US billionaire John Malone-controlled Liberty Media Corp yesterday said that it will buy a 27.3 per cent stake in cable television operator Charter Communications Inc for about $2.62 billion.
Colorado-based Liberty Media will buy the stake from Apollo Management, Oaktree Capital Management and Crestview Partners, the companies said in a joint statement.
Liberty Media will pay $95.50 for each Charter share, a discount of 2.6 per cent to Charter's Monday closing price of $98.04.
The deal comes a month after Liberty Media's European arm Liberty Global agreed to buy UK cable operator Virgin Media Inc in a $15.75-billion in a cash and stock deal. Including debt, the deal is valued more than $23 billion. (See: Liberty Global strikes Virgin Media deal for $15.75 bn)
In early March, Apollo Global and Oaktree had announced plans to sell about 6.2 million and 3.1 million of Charter shares respectively in an offering underwritten by Goldman Sachs.
Under the deal, Liberty Media has agreed to not raise its stake in Charter above 35 per cent until January 2016 and 39.99 per cent thereafter.
''We are pleased with Charter's market position and growth opportunities and believe that the company's investments in its high-capacity digital network which provides digital HD and on demand television, high-speed data and voice, will benefit its customers and shareholders alike,'' Malone said in a statement.
Saddled with debt of around $22 billion, Connecticut-based Charter had filed for Chapter 11 bankruptcy protection in March 2009, emerged from it in November 2009 the same year.
With a market cap of $9.9 billion, Nasdaq-listed Charter provides advanced video, high-speed internet, and telephone services to about 5.2 million residential and business customers in 25 US states.
Last month it agreed to acquire Cablevision System Corp's western cable asset Optimum West for $1.63 billion.
Colorado-based Liberty Media owns interests in a broad range of media, communications and entertainment businesses. Its subsidiaries include premium home entertainment provider Starz, Atlanta National League Baseball Club, and location service provider True Positon.
The company also has stakes in satellite radio service provider SiriusXM Radio Inc, concert firm Live Nation Entertainment Inc, book retailer Barnes & Noble Inc as well as minority interests in media and entertainment giants Time Warner Inc and Viacom.
Over the last few years, Malone, who made his fortune by selling the company he founded Tele-Communications to AT&T for $48 billion in 1998, has restructured his media empire into several smaller businesses, to improve efficiency and obtain tax benefits.
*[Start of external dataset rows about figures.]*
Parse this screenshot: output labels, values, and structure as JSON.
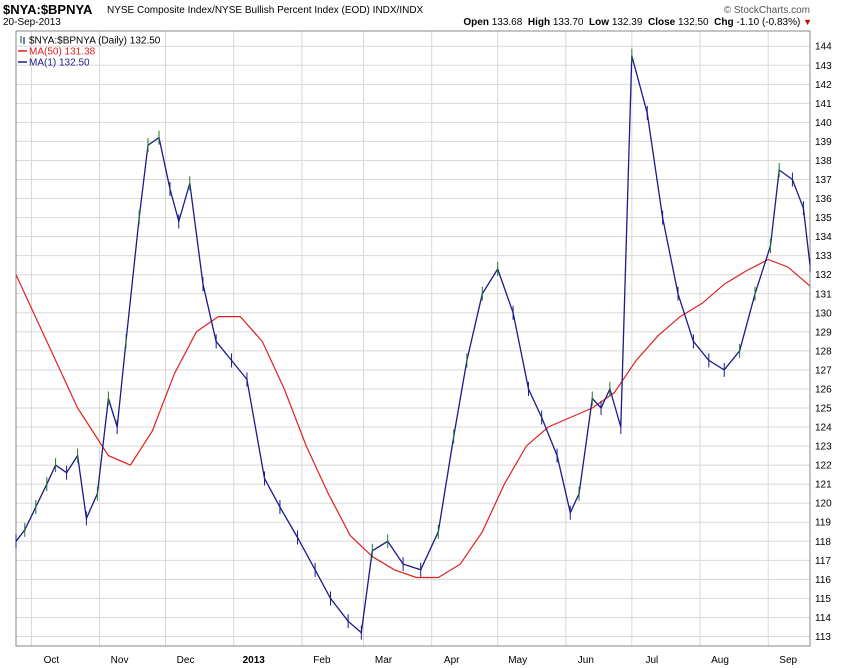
{
  "header": {
    "symbol": "$NYA:$BPNYA",
    "description": "NYSE Composite Index/NYSE Bullish Percent Index (EOD)  INDX/INDX",
    "date": "20-Sep-2013",
    "brand": "© StockCharts.com",
    "open_label": "Open",
    "open": "133.68",
    "high_label": "High",
    "high": "133.70",
    "low_label": "Low",
    "low": "132.39",
    "close_label": "Close",
    "close": "132.50",
    "chg_label": "Chg",
    "chg": "-1.10 (-0.83%)"
  },
  "colors": {
    "price": "#1a1a8c",
    "price_up": "#1e7a1e",
    "ma50": "#e02020",
    "grid": "#d8d8d8"
  },
  "chart_data": {
    "type": "line",
    "legend": [
      {
        "label": "$NYA:$BPNYA (Daily) 132.50",
        "color": "#1a1a8c",
        "icon": "ohlc-bar-icon"
      },
      {
        "label": "MA(50) 131.38",
        "color": "#e02020",
        "icon": "line-icon"
      },
      {
        "label": "MA(1) 132.50",
        "color": "#1a1a8c",
        "icon": "line-icon"
      }
    ],
    "legend_position": "top-left",
    "grid": true,
    "ylim": [
      112.5,
      144.8
    ],
    "y_ticks": [
      113,
      114,
      115,
      116,
      117,
      118,
      119,
      120,
      121,
      122,
      123,
      124,
      125,
      126,
      127,
      128,
      129,
      130,
      131,
      132,
      133,
      134,
      135,
      136,
      137,
      138,
      139,
      140,
      141,
      142,
      143,
      144
    ],
    "x_range": [
      "2012-09-24",
      "2013-09-20"
    ],
    "x_ticks": [
      {
        "label": "Oct",
        "date": "2012-10-01"
      },
      {
        "label": "Nov",
        "date": "2012-11-01"
      },
      {
        "label": "Dec",
        "date": "2012-12-01"
      },
      {
        "label": "2013",
        "date": "2013-01-01"
      },
      {
        "label": "Feb",
        "date": "2013-02-01"
      },
      {
        "label": "Mar",
        "date": "2013-03-01"
      },
      {
        "label": "Apr",
        "date": "2013-04-01"
      },
      {
        "label": "May",
        "date": "2013-05-01"
      },
      {
        "label": "Jun",
        "date": "2013-06-01"
      },
      {
        "label": "Jul",
        "date": "2013-07-01"
      },
      {
        "label": "Aug",
        "date": "2013-08-01"
      },
      {
        "label": "Sep",
        "date": "2013-09-01"
      }
    ],
    "series": [
      {
        "name": "MA(1)",
        "x": [
          "2012-09-24",
          "2012-09-28",
          "2012-10-03",
          "2012-10-08",
          "2012-10-12",
          "2012-10-17",
          "2012-10-22",
          "2012-10-26",
          "2012-10-31",
          "2012-11-05",
          "2012-11-09",
          "2012-11-13",
          "2012-11-19",
          "2012-11-23",
          "2012-11-28",
          "2012-12-03",
          "2012-12-07",
          "2012-12-12",
          "2012-12-18",
          "2012-12-24",
          "2012-12-31",
          "2013-01-07",
          "2013-01-15",
          "2013-01-22",
          "2013-01-30",
          "2013-02-07",
          "2013-02-14",
          "2013-02-22",
          "2013-02-28",
          "2013-03-05",
          "2013-03-12",
          "2013-03-19",
          "2013-03-27",
          "2013-04-04",
          "2013-04-11",
          "2013-04-17",
          "2013-04-24",
          "2013-05-01",
          "2013-05-08",
          "2013-05-15",
          "2013-05-21",
          "2013-05-28",
          "2013-06-03",
          "2013-06-07",
          "2013-06-13",
          "2013-06-17",
          "2013-06-21",
          "2013-06-26",
          "2013-07-01",
          "2013-07-08",
          "2013-07-15",
          "2013-07-22",
          "2013-07-29",
          "2013-08-05",
          "2013-08-12",
          "2013-08-19",
          "2013-08-26",
          "2013-09-02",
          "2013-09-06",
          "2013-09-12",
          "2013-09-17",
          "2013-09-20"
        ],
        "values": [
          118.0,
          118.6,
          119.8,
          121.0,
          122.0,
          121.6,
          122.5,
          119.2,
          120.5,
          125.5,
          124.0,
          128.5,
          135.0,
          138.8,
          139.2,
          136.5,
          134.8,
          136.8,
          131.5,
          128.5,
          127.5,
          126.5,
          121.3,
          119.8,
          118.2,
          116.5,
          115.0,
          113.8,
          113.2,
          117.5,
          118.0,
          116.8,
          116.5,
          118.5,
          123.5,
          127.5,
          131.0,
          132.3,
          130.0,
          126.0,
          124.5,
          122.5,
          119.5,
          120.5,
          125.5,
          125.0,
          126.0,
          124.0,
          143.5,
          140.5,
          135.0,
          131.0,
          128.5,
          127.5,
          127.0,
          128.0,
          131.0,
          133.5,
          137.5,
          137.0,
          135.5,
          132.5
        ]
      },
      {
        "name": "MA(50)",
        "x": [
          "2012-09-24",
          "2012-10-08",
          "2012-10-22",
          "2012-11-05",
          "2012-11-15",
          "2012-11-25",
          "2012-12-05",
          "2012-12-15",
          "2012-12-25",
          "2013-01-04",
          "2013-01-14",
          "2013-01-24",
          "2013-02-03",
          "2013-02-13",
          "2013-02-23",
          "2013-03-05",
          "2013-03-15",
          "2013-03-25",
          "2013-04-04",
          "2013-04-14",
          "2013-04-24",
          "2013-05-04",
          "2013-05-14",
          "2013-05-24",
          "2013-06-03",
          "2013-06-13",
          "2013-06-23",
          "2013-07-03",
          "2013-07-13",
          "2013-07-23",
          "2013-08-02",
          "2013-08-12",
          "2013-08-22",
          "2013-09-01",
          "2013-09-10",
          "2013-09-20"
        ],
        "values": [
          132.0,
          128.5,
          125.0,
          122.5,
          122.0,
          123.8,
          126.8,
          129.0,
          129.8,
          129.8,
          128.5,
          126.0,
          123.0,
          120.5,
          118.3,
          117.2,
          116.5,
          116.1,
          116.1,
          116.8,
          118.5,
          121.0,
          123.0,
          124.0,
          124.5,
          125.0,
          125.8,
          127.5,
          128.8,
          129.8,
          130.5,
          131.5,
          132.2,
          132.8,
          132.4,
          131.4
        ]
      }
    ]
  }
}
In November 2011, Liberty Media spun off its video and online commerce businesses, including QVC, Backcountry.com and Bodybuilding.com, to form Liberty Interactive and last year spun off its premium cable business Starz LLC to a separately traded company.
The Starz spin-off left Liberty Media with about $1.8 billion in cash and debt free, giving it a free hand to make large acquisitions.